It hasn’t happened yet, but logic suggests it will happen soon: at some point, banks that are merging will need an army of accountants to help integrate their businesses.
Current, recent and imminent mergers include RBS and ABN, Nomura and Lehman Brothers, Merrill Lynch and BofA, and (probably) Lloyds and HBOS.
Recruiters say RBS and ABN have already had their fair share of integration expertise, but other banks are expected to start bringing people on board in 2009.
“We’re expecting a lot more integration work next year,” says Simon Lindrea, operational director in the finance division of recruiters Michael Page. “At the moment, most firms are still trying to finalise headcount.”
Although some of the integration specialists are likely to be sourced on an interim basis from the Big Four, recruiters are predicting a surge in demand for contract accountants to work on integration-related projects.
“Typically, the programme will be led by an interim expert with a proven track record of delivering integration programmes of a similar scale,” says Edward Nash-Steer, principal consultant on the contract team at recruiters Finance Professionals.

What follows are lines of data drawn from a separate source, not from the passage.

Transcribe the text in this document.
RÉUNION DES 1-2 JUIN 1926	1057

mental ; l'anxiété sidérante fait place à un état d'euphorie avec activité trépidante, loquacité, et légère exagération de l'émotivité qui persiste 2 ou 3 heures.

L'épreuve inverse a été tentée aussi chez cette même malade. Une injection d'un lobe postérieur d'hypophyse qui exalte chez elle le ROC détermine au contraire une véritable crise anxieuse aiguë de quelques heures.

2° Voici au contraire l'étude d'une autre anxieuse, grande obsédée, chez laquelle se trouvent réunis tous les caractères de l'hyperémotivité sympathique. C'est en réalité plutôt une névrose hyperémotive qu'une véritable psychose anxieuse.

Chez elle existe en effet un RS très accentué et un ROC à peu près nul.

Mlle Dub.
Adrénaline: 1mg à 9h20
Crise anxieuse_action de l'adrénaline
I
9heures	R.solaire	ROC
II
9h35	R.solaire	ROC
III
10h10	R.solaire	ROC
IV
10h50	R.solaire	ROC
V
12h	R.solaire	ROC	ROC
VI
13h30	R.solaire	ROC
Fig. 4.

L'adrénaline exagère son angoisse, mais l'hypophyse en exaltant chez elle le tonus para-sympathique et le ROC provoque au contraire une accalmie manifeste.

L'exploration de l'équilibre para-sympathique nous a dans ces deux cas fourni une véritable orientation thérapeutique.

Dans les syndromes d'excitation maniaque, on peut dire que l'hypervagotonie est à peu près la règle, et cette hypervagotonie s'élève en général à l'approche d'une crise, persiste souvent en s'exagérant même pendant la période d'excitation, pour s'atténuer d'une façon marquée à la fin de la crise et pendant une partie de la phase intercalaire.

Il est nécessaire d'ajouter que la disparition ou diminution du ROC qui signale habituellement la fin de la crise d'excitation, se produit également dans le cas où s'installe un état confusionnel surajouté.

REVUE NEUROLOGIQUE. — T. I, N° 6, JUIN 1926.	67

Pay is predicted to be generous. “Average rates for integration directors will be around 1,500 per day,” says Nash-Steer. “Other specialist interim roles within the integration programmes could demand daily rates of from 400 to 800 per day.”
Recruiters say any banking accountant could potentially reinvent him or herself as an integration professional. “You could be a senior product controller and come in to help integrate two product control systems,” says one.